The FatalFlaw Myth The New Yorker
Post on: 16 Март, 2015 No Comment
By James Surowiecki
Every other summer, the aerospace industry gathers in Farnborough, England, for a big trade show. At Farnborough last week, there was one thing on everyone’s mind: the plummeting fortunes of Airbus, the European aerospace giant. Airbus is struggling to find customers for the new plane on which it has staked its future, the superjumbo A380, as airlines wonder whether anyone wants to fly on a jet that seats almost six hundred people. The A380s that have already been ordered will be delivered late, thanks to production snafus that may add as much as $2.6 billion to the original development cost of thirteen billion dollars. Airbus’s other big project, the mid-size A350, is to be completely redesigned, at a cost of ten billion dollars. All the while, its sole competitor, Boeing, has been gobbling up business, thanks to its new mid-size jet, the 787 Dreamliner. In the first half of the year, Boeing took almost five hundred new orders for planes, while Airbus took just a hundred and seventeen.
There are reasons to think that politics and business shouldn’t mix, but Airbus’s predicament isn’t one of them. What much of the talk about the inherent weakness of Airbus ignores is that, just a few years ago, it was Boeing that looked fundamentally flawed, while Airbus was seen as the future of the industry. Beginning in the late nineties, Boeing’s commercial-aircraft business went into a long and nearly profitless slump. In 2001, Airbus surpassed Boeing in new orders, a lead it maintained until this year. During that period, Airbus’s unusual structure was praised; its insulation from the stock market supposedly allowed it to invest in long-term research and development. Boeing, by contrast, was thought to be trapped in a short-term, cost-cutting mentality, because, as one analyst put it, “the money guys don’t reward long-term thinking and investment.” In 2003, Business Week declared that Boeing was “choking on Airbus’ fumes,” and warned that Boeing’s “slip to No. 2 could become permanent.”

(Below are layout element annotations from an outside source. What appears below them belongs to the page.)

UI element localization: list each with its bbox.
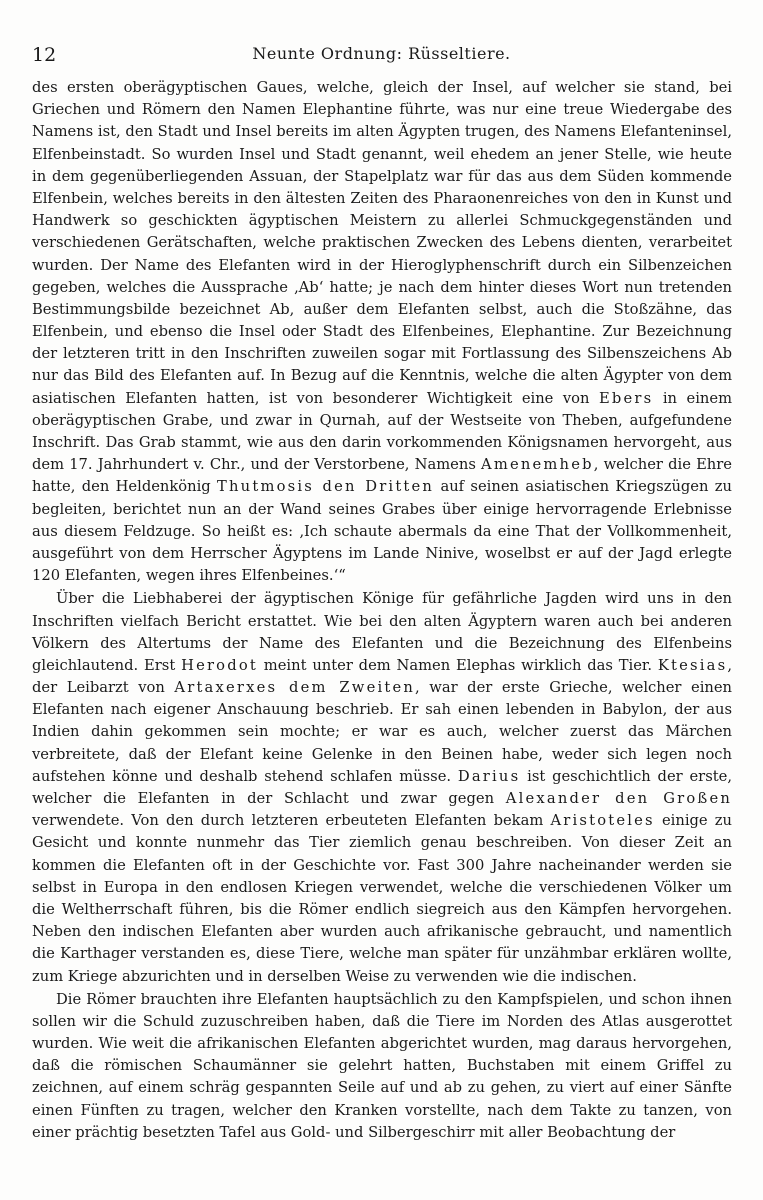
emphasized-name: Darius bbox=[457, 767, 521, 785]
body-text bbox=[32, 77, 732, 1144]
text-segment: meint unter dem Namen Elephas wirklich das Tier. bbox=[257, 656, 658, 674]
text-segment: , war der erste Grieche, welcher einen Elefanten nach eigener Anschauung beschrieb. Er sah einen lebenden in Babylon, der aus Indien dahin gekommen sein mochte; er war es auch, welcher zuerst das Märchen verbreitete, daß der Elefant keine Gelenke in den Beinen habe, weder sich legen noch aufstehen könne und deshalb stehend schlafen müsse. bbox=[32, 679, 733, 785]
text-segment: auf seinen asiatischen Kriegszügen zu begleiten, berichtet nun an der Wand seines Grabes über einige hervorragende Erlebnisse aus diesem Feldzuge. So heißt es: ‚Ich schaute abermals da eine That der Vollkommenheit, ausgeführt von dem Herrscher Ägyptens im Lande Ninive, woselbst er auf der Jagd erlegte 120 Elefanten, wegen ihres Elfenbeines.‘“ bbox=[32, 478, 733, 585]
page-number: 12 bbox=[32, 44, 57, 66]
text-segment: ist geschichtlich der erste, welcher die Elefanten in der Schlacht und zwar gegen bbox=[32, 767, 732, 807]
paragraph bbox=[32, 989, 732, 1144]
text-segment: , der Leibarzt von bbox=[32, 656, 733, 697]
running-head: Neunte Ordnung: Rüsseltiere. bbox=[252, 44, 511, 63]
text-segment: einige zu Gesicht und konnte nunmehr das Tier ziemlich genau beschreiben. Von dieser Zeit an kommen die Elefanten oft in der Geschichte vor. Fast 300 Jahre nacheinander werden sie selbst in Europa in den endlosen Kriegen verwendet, welche die verschiedenen Völker um die Weltherrschaft führen, bis die Römer endlich siegreich aus den Kämpfen hervorgehen. Neben den indischen Elefanten aber wurden auch afrikanische gebraucht, und namentlich die Karthager verstanden es, diese Tiere, welche man später für unzähmbar erklären wollte, zum Kriege abzurichten und in derselben Weise zu verwenden wie die indischen. bbox=[32, 812, 733, 985]
emphasized-name: Artaxerxes dem Zweiten bbox=[174, 679, 416, 697]
paragraph bbox=[32, 588, 732, 987]
text-segment: , welcher die Ehre hatte, den Heldenkönig bbox=[32, 456, 732, 496]
page-header bbox=[32, 40, 731, 66]
text-segment: Über die Liebhaberei der ägyptischen Könige für gefährliche Jagden wird uns in den Inschriften vielfach Bericht erstattet. Wie bei den alten Ägyptern waren auch bei anderen Völkern des Altertums der Name des Elefanten und die Bezeichnung des Elfenbeins gleichlautend. Erst bbox=[32, 590, 732, 674]
emphasized-name: Thutmosis den Dritten bbox=[217, 478, 435, 496]
emphasized-name: Alexander den Großen bbox=[505, 790, 732, 807]
emphasized-name: Ktesias bbox=[657, 656, 728, 674]
emphasized-name: Aristoteles bbox=[550, 812, 655, 830]
emphasized-name: Ebers bbox=[598, 389, 654, 407]
text-segment: in einem oberägyptischen Grabe, und zwar in Qurnah, auf der Westseite von Theben, aufgefundene Inschrift. Das Grab stammt, wie aus den darin vorkommenden Königsnamen hervorgeht, aus dem 17. Jahrhundert v. Chr., und der Verstorbene, Namens bbox=[32, 389, 732, 474]
emphasized-name: Herodot bbox=[181, 656, 258, 674]
paragraph bbox=[32, 77, 732, 587]
emphasized-name: Amenemheb bbox=[481, 456, 594, 474]
text-segment: Die Römer brauchten ihre Elefanten hauptsächlich zu den Kampfspielen, und schon ihnen sollen wir die Schuld zuzuschreiben haben, daß die Tiere im Norden des Atlas ausgerottet wurden. Wie weit die afrikanischen Elefanten abgerichtet wurden, mag daraus hervorgehen, daß die römischen Schaumänner sie gelehrt hatten, Buchstaben mit einem Griffel zu zeichnen, auf einem schräg gespannten Seile auf und ab zu gehen, zu viert auf einer Sänfte einen Fünften zu tragen, welcher den Kranken vorstellte, nach dem Takte zu tanzen, von einer prächtig besetzten Tafel aus Gold- und Silbergeschirr mit aller Beobachtung der bbox=[32, 990, 732, 1141]
text-segment: des ersten oberägyptischen Gaues, welche, gleich der Insel, auf welcher sie stand, bei Griechen und Römern den Namen Elephantine führte, was nur eine treue Wiedergabe des Namens ist, den Stadt und Insel bereits im alten Ägypten trugen, des Namens Elefanteninsel, Elfenbeinstadt. So wurden Insel und Stadt genannt, weil ehedem an jener Stelle, wie heute in dem gegenüberliegenden Assuan, der Stapelplatz war für das aus dem Süden kommende Elfenbein, welches bereits in den ältesten Zeiten des Pharaonenreiches von den in Kunst und Handwerk so geschickten ägyptischen Meistern zu allerlei Schmuckgegenständen und verschiedenen Gerätschaften, welche praktischen Zwecken des Lebens dienten, verarbeitet wurden. Der Name des Elefanten wird in der Hieroglyphenschrift durch ein Silbenzeichen gegeben, welches die Aussprache ‚Ab‘ hatte; je nach dem hinter dieses Wort nun tretenden Bestimmungsbilde bezeichnet Ab, außer dem Elefanten selbst, auch die Stoßzähne, das Elfenbein, und ebenso die Insel oder Stadt des Elfenbeines, Elephantine. Zur Bezeichnung der letzteren tritt in den Inschriften zuweilen sogar mit Fortlassung des Silbenszeichens Ab nur das Bild des Elefanten auf. In Bezug auf die Kenntnis, welche die alten Ägypter von dem asiatischen Elefanten hatten, ist von besonderer Wichtigkeit eine von bbox=[32, 79, 732, 407]
text-segment: verwendete. Von den durch letzteren erbeuteten Elefanten bekam bbox=[32, 812, 551, 830]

People are generally bad at accepting the importance of context and chance. We fall prey to what the social psychologist Lee Ross called “the fundamental attribution error”—the tendency to ascribe success or failure to innate characteristics, even when context is overwhelmingly important. In one classic demonstration, people shown a person shooting a basketball in a gym with poor lighting and another person shooting a basketball in a gym with excellent lighting assume that the second person hit more shots because he was a better player. This problem is compounded by the tendency to extrapolate big conclusions from small samples, something that behavioral economists call “the law of small numbers.” In the decade or so that Airbus has been a serious competitor to Boeing, this is its first really bad patch, and its difficulties are due mainly to making one bad bet while Boeing made one good one. That’s a minuscule sample size on which to base any kind of conclusion. But this is exactly what we like to do: sports fans assume that a few excellent performances are proof of a player’s underlying ability, while investors assume that a mutual fund’s record over one year is a reliable indicator of the manager’s skill.